PKK Merkez Komite Üyesi Muzaffer Ayata „15 Ağustos’u ne kadar iyi temsil edersek her Kürt genci, her Kürt kadını bir Agit, Kemal, Mazlum, Hayri olur“ dedi.
15 Ağustos ruhunun süreklileştirilmesi gerektiğini belirterek, yine Kürtlerin birleşmesi halinde dengelerin hepsinin halkın lehine değişebileceğine de dikkat çekti.
15 Ağustos eyleminin gerçekleştiği dönemde cezaevindeydiniz. Cezaevinde bu eylemi nasıl duydunuz ve duyunca neler hissettiniz?
15 Ağustos eyleminin olduğu tarihte biz Diyarbakır Cezaevindeydik. Devletin adını 35’inci koğuş koyduğu bölümdeydik. Ölüm orucunda arkadaşlar hastanede tedavideyken bazı aileler söylemiş. Gelen bazı arkadaşların haberi vardı. Ancak resmi bir bilgimiz yoktu. Ama biz rahattık, emindik. Parti liderliği Önder Apo sağdır ve işlerin başındadır. Mücadele yürür. Parti örgütlenir ve işler. Devrim ne gerektiriyorsa o olur, yapar. En zor zamanlarımızda bile en güçlü dayanağımız bu inançtı. Özellikle Rêber Apo’yu tanıyanlar bunda bir şüpheye girmiyordu.

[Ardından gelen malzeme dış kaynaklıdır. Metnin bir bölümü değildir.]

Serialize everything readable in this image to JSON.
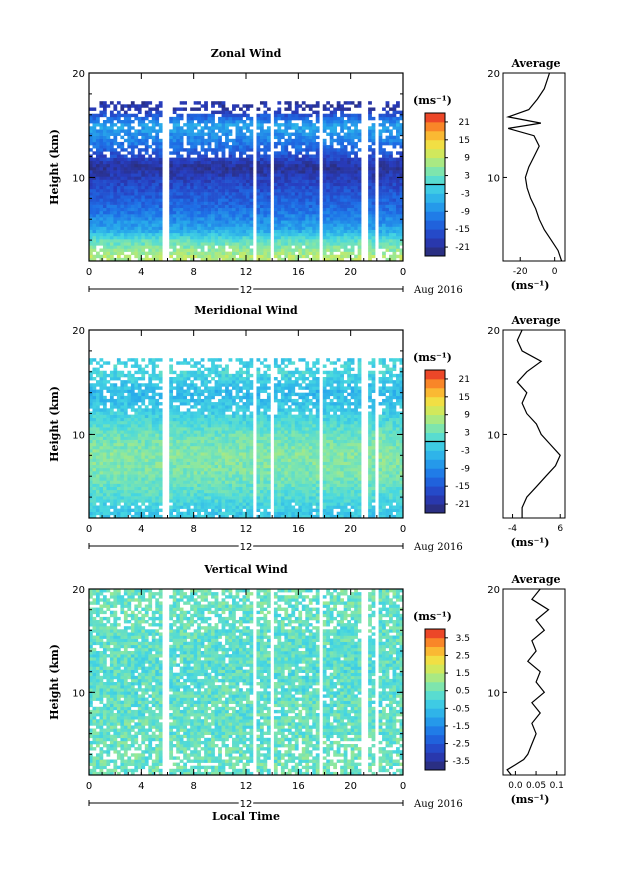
{
  "chart_data": [
    {
      "type": "heatmap",
      "title": "Zonal Wind",
      "ylabel": "Height (km)",
      "ylim": [
        2,
        20
      ],
      "xlim": [
        0,
        24
      ],
      "x_ticks": [
        "0",
        "4",
        "8",
        "12",
        "16",
        "20",
        "0"
      ],
      "y_ticks": [
        "10",
        "20"
      ],
      "date_marker": "12",
      "date_label": "Aug 2016",
      "colorbar": {
        "unit": "(ms⁻¹)",
        "ticks": [
          "21",
          "15",
          "9",
          "3",
          "-3",
          "-9",
          "-15",
          "-21"
        ],
        "range": [
          -24,
          24
        ],
        "zero_line": 0
      },
      "data_gaps_local_time": [
        [
          5.7,
          6.0
        ],
        [
          12.5,
          12.8
        ],
        [
          13.8,
          14.1
        ],
        [
          17.7,
          17.9
        ],
        [
          20.9,
          21.2
        ],
        [
          21.8,
          22.0
        ]
      ],
      "profile_by_height": [
        {
          "height": 2.5,
          "value": 8
        },
        {
          "height": 4,
          "value": 2
        },
        {
          "height": 5,
          "value": -6
        },
        {
          "height": 7,
          "value": -12
        },
        {
          "height": 9,
          "value": -16
        },
        {
          "height": 11,
          "value": -21
        },
        {
          "height": 13,
          "value": -12
        },
        {
          "height": 15,
          "value": -6
        },
        {
          "height": 16.5,
          "value": -20
        }
      ],
      "average_panel": {
        "title": "Average",
        "xlabel": "(ms⁻¹)",
        "x_ticks": [
          "-20",
          "0"
        ],
        "y_ticks": [
          "10",
          "20"
        ],
        "xlim": [
          -30,
          6
        ],
        "ylim": [
          2,
          20
        ],
        "profile": [
          {
            "height": 2.0,
            "value": 4
          },
          {
            "height": 3.0,
            "value": 2
          },
          {
            "height": 4.0,
            "value": -2
          },
          {
            "height": 5.0,
            "value": -6
          },
          {
            "height": 6.0,
            "value": -9
          },
          {
            "height": 7.0,
            "value": -11
          },
          {
            "height": 8.0,
            "value": -14
          },
          {
            "height": 9.0,
            "value": -16
          },
          {
            "height": 10.0,
            "value": -17
          },
          {
            "height": 11.0,
            "value": -15
          },
          {
            "height": 12.0,
            "value": -12
          },
          {
            "height": 13.0,
            "value": -9
          },
          {
            "height": 14.0,
            "value": -12
          },
          {
            "height": 14.7,
            "value": -27
          },
          {
            "height": 15.2,
            "value": -8
          },
          {
            "height": 15.8,
            "value": -27
          },
          {
            "height": 16.5,
            "value": -15
          },
          {
            "height": 17.5,
            "value": -10
          },
          {
            "height": 18.5,
            "value": -6
          },
          {
            "height": 19.5,
            "value": -4
          },
          {
            "height": 20.0,
            "value": -3
          }
        ]
      }
    },
    {
      "type": "heatmap",
      "title": "Meridional Wind",
      "ylabel": "Height (km)",
      "ylim": [
        2,
        20
      ],
      "xlim": [
        0,
        24
      ],
      "x_ticks": [
        "0",
        "4",
        "8",
        "12",
        "16",
        "20",
        "0"
      ],
      "y_ticks": [
        "10",
        "20"
      ],
      "date_marker": "12",
      "date_label": "Aug 2016",
      "colorbar": {
        "unit": "(ms⁻¹)",
        "ticks": [
          "21",
          "15",
          "9",
          "3",
          "-3",
          "-9",
          "-15",
          "-21"
        ],
        "range": [
          -24,
          24
        ],
        "zero_line": 0
      },
      "data_gaps_local_time": [
        [
          5.7,
          6.0
        ],
        [
          12.5,
          12.8
        ],
        [
          13.8,
          14.1
        ],
        [
          17.7,
          17.9
        ],
        [
          20.9,
          21.2
        ],
        [
          21.8,
          22.0
        ]
      ],
      "profile_by_height": [
        {
          "height": 2.5,
          "value": -2
        },
        {
          "height": 4,
          "value": 1
        },
        {
          "height": 6,
          "value": 4
        },
        {
          "height": 8,
          "value": 5
        },
        {
          "height": 10,
          "value": 3
        },
        {
          "height": 12,
          "value": -1
        },
        {
          "height": 14,
          "value": -4
        },
        {
          "height": 16,
          "value": 0
        },
        {
          "height": 18,
          "value": -2
        }
      ],
      "average_panel": {
        "title": "Average",
        "xlabel": "(ms⁻¹)",
        "x_ticks": [
          "-4",
          "6"
        ],
        "y_ticks": [
          "10",
          "20"
        ],
        "xlim": [
          -6,
          7
        ],
        "ylim": [
          2,
          20
        ],
        "profile": [
          {
            "height": 2.0,
            "value": -2
          },
          {
            "height": 3.0,
            "value": -2
          },
          {
            "height": 4.0,
            "value": -1
          },
          {
            "height": 5.0,
            "value": 1
          },
          {
            "height": 6.0,
            "value": 3
          },
          {
            "height": 7.0,
            "value": 5
          },
          {
            "height": 8.0,
            "value": 6
          },
          {
            "height": 9.0,
            "value": 4
          },
          {
            "height": 10.0,
            "value": 2
          },
          {
            "height": 11.0,
            "value": 1
          },
          {
            "height": 12.0,
            "value": -1
          },
          {
            "height": 13.0,
            "value": -2
          },
          {
            "height": 14.0,
            "value": -1
          },
          {
            "height": 15.0,
            "value": -3
          },
          {
            "height": 16.0,
            "value": -1
          },
          {
            "height": 17.0,
            "value": 2
          },
          {
            "height": 18.0,
            "value": -2
          },
          {
            "height": 19.0,
            "value": -3
          },
          {
            "height": 20.0,
            "value": -2
          }
        ]
      }
    },
    {
      "type": "heatmap",
      "title": "Vertical Wind",
      "ylabel": "Height (km)",
      "xlabel": "Local Time",
      "ylim": [
        2,
        20
      ],
      "xlim": [
        0,
        24
      ],
      "x_ticks": [
        "0",
        "4",
        "8",
        "12",
        "16",
        "20",
        "0"
      ],
      "y_ticks": [
        "10",
        "20"
      ],
      "date_marker": "12",
      "date_label": "Aug 2016",
      "colorbar": {
        "unit": "(ms⁻¹)",
        "ticks": [
          "3.5",
          "2.5",
          "1.5",
          "0.5",
          "-0.5",
          "-1.5",
          "-2.5",
          "-3.5"
        ],
        "range": [
          -4,
          4
        ]
      },
      "data_gaps_local_time": [
        [
          5.7,
          6.0
        ],
        [
          12.5,
          12.8
        ],
        [
          13.8,
          14.1
        ],
        [
          17.7,
          17.9
        ],
        [
          20.9,
          21.2
        ],
        [
          21.8,
          22.0
        ]
      ],
      "profile_by_height": [
        {
          "height": 3,
          "value": 0.1
        },
        {
          "height": 8,
          "value": 0.05
        },
        {
          "height": 12,
          "value": 0.0
        },
        {
          "height": 16,
          "value": 0.05
        },
        {
          "height": 19,
          "value": 0.1
        }
      ],
      "average_panel": {
        "title": "Average",
        "xlabel": "(ms⁻¹)",
        "x_ticks": [
          "0.0",
          "0.05",
          "0.1"
        ],
        "y_ticks": [
          "10",
          "20"
        ],
        "xlim": [
          -0.03,
          0.12
        ],
        "ylim": [
          2,
          20
        ],
        "profile": [
          {
            "height": 2.0,
            "value": -0.01
          },
          {
            "height": 2.5,
            "value": -0.02
          },
          {
            "height": 3.0,
            "value": 0.0
          },
          {
            "height": 3.5,
            "value": 0.02
          },
          {
            "height": 4.0,
            "value": 0.03
          },
          {
            "height": 5.0,
            "value": 0.04
          },
          {
            "height": 6.0,
            "value": 0.05
          },
          {
            "height": 7.0,
            "value": 0.04
          },
          {
            "height": 8.0,
            "value": 0.06
          },
          {
            "height": 9.0,
            "value": 0.04
          },
          {
            "height": 10.0,
            "value": 0.07
          },
          {
            "height": 11.0,
            "value": 0.05
          },
          {
            "height": 12.0,
            "value": 0.06
          },
          {
            "height": 13.0,
            "value": 0.03
          },
          {
            "height": 14.0,
            "value": 0.05
          },
          {
            "height": 15.0,
            "value": 0.04
          },
          {
            "height": 16.0,
            "value": 0.07
          },
          {
            "height": 17.0,
            "value": 0.05
          },
          {
            "height": 18.0,
            "value": 0.08
          },
          {
            "height": 19.0,
            "value": 0.04
          },
          {
            "height": 20.0,
            "value": 0.06
          }
        ]
      }
    }
  ]
}
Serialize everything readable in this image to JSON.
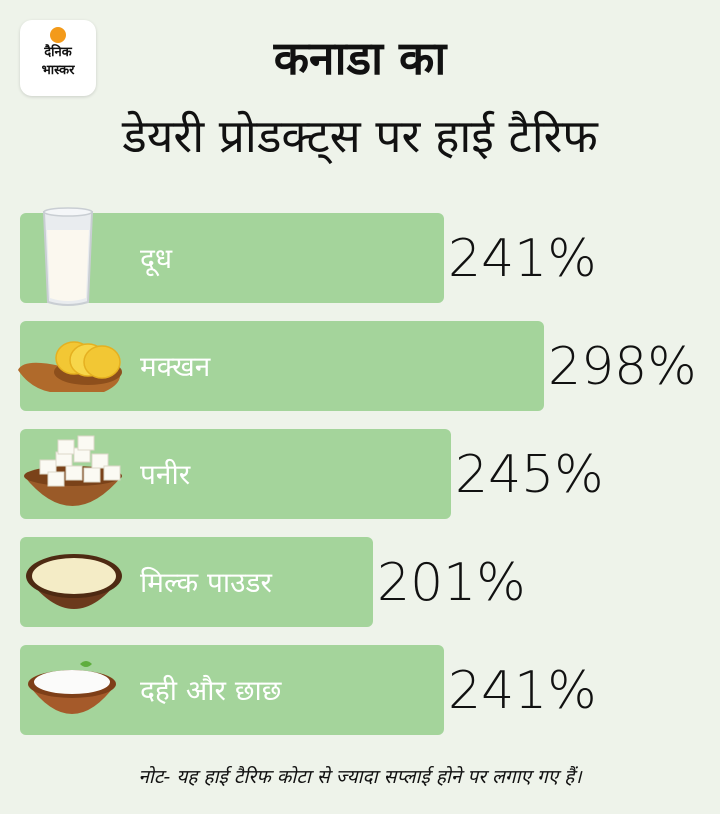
{
  "logo": {
    "line1": "दैनिक",
    "line2": "भास्कर"
  },
  "title_line1": "कनाडा का",
  "title_line2": "डेयरी प्रोडक्ट्स पर हाई टैरिफ",
  "chart_data": {
    "type": "bar",
    "orientation": "horizontal",
    "categories": [
      "दूध",
      "मक्खन",
      "पनीर",
      "मिल्क पाउडर",
      "दही और छाछ"
    ],
    "values": [
      241,
      298,
      245,
      201,
      241
    ],
    "value_labels": [
      "241%",
      "298%",
      "245%",
      "201%",
      "241%"
    ],
    "icons": [
      "milk-glass-icon",
      "butter-icon",
      "paneer-icon",
      "milk-powder-icon",
      "curd-icon"
    ],
    "bar_color": "#a4d49b",
    "title": "कनाडा का डेयरी प्रोडक्ट्स पर हाई टैरिफ",
    "xlabel": "",
    "ylabel": "",
    "grid": false,
    "legend": "none"
  },
  "note": "नोट- यह हाई टैरिफ कोटा से ज्यादा सप्लाई होने पर लगाए गए हैं।"
}
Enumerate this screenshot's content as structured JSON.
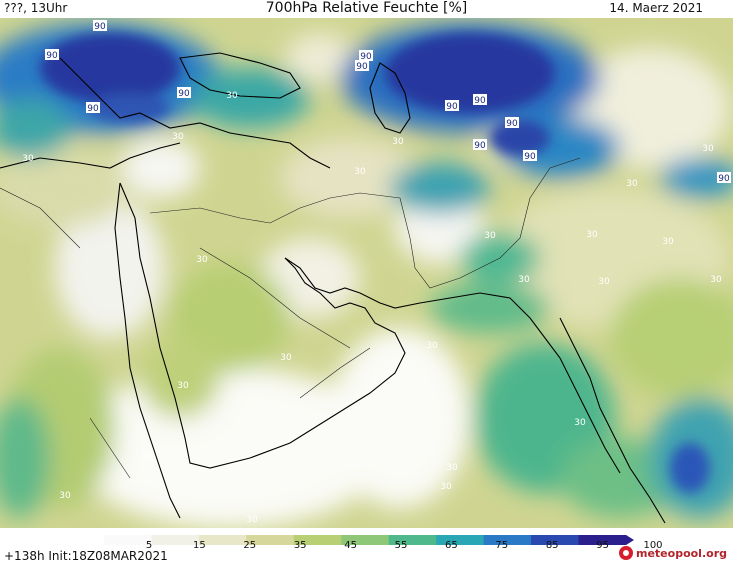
{
  "header": {
    "left": "???, 13Uhr",
    "title": "700hPa Relative Feuchte [%]",
    "date": "14. Maerz 2021"
  },
  "footer": {
    "run_info": "+138h Init:18Z08MAR2021",
    "logo": "meteopool.org"
  },
  "colorbar": {
    "ticks": [
      "5",
      "15",
      "25",
      "35",
      "45",
      "55",
      "65",
      "75",
      "85",
      "95",
      "100"
    ],
    "colors": [
      "#fafafa",
      "#f2f1e8",
      "#e8e7c8",
      "#d5d89a",
      "#b9cf73",
      "#8fc779",
      "#4fb98c",
      "#2aa7b5",
      "#2a79c7",
      "#2948b0",
      "#2a1f8c"
    ]
  },
  "map_labels": {
    "values": [
      "90",
      "90",
      "90",
      "90",
      "90",
      "90",
      "90",
      "90",
      "90",
      "90",
      "90",
      "90",
      "90",
      "30",
      "30",
      "30",
      "30",
      "30",
      "30",
      "30",
      "30",
      "30",
      "30",
      "30",
      "30",
      "30",
      "30",
      "30",
      "30",
      "30",
      "30",
      "30",
      "30",
      "30",
      "30",
      "30",
      "30",
      "30",
      "30",
      "30",
      "30"
    ]
  }
}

Olay olduğunda televizyonda duyduk. Zaten radyo vb. şeyler yasaktı, verilmiyordu. Direnişlerle birlikte hücreye televizyon vermişlerdi. Haberleri izledik, işte ‘Eruh Şemdinli’de bir grup terörist ya da bölücü tarafından eylem yapıldı’ denildi. Sanırım eylemden 2-3 gün sonraydı. Aynı gün vermediler yani. Ne olduğunu anlamaya çalışıyorlardı. Tabii bu haber normal televizyonlarda başkaları için ya da Türkiye’deki Kürt halkı için farklı bir çağrışım yapar. Sessizliğin yırtılması, karanlığın yarılması, faşizmin hakimiyetine meydan okuma, başkaldırı, arayış. Bazıları da bir esinti gibi ne olduğunu anlamadan, kavramadan, geçici bir olay gibi bakmış olabilir.
Tabii halkın büyük sevinç duyacağı kesindir. Devletin o kadar dizginsiz, aşırı aşağılama, ezme, ülkeyi terörize etme, herkesi suskunluğa bölme, istediğini gözaltına alıp istediği kadar işkencede gözaltında tutma uygulamaları ile gerçekten ülkede korku, karanlık, yılgınlık, bezgi hakim olmuştu. Bunun en ağır hali cezaevlerinde yaşanmıştı. Biz de zaten dört tarafından kuşatılmış ellerindeyiz. Diyarbakır Cezaevi özel olarak seçilmiş pilot bir cezaeviydi. Türkiye’nin tamamında baskı vardı. Ama Diyarbakır tam bir dizginden boşanmıştı ırkçılıkla. PKK, Kürt ve Kürdistan olgusunu tekrardan betona gömme, bir daha dirilmesine canlanmasına izin vermeme vardı. Çünkü onlar Kürdistan’da hâkim olmuşlardı. Ülke sessizliğe bürünmüştü. İstediği gibi asimilasyon kurumlarını açıyorlardı.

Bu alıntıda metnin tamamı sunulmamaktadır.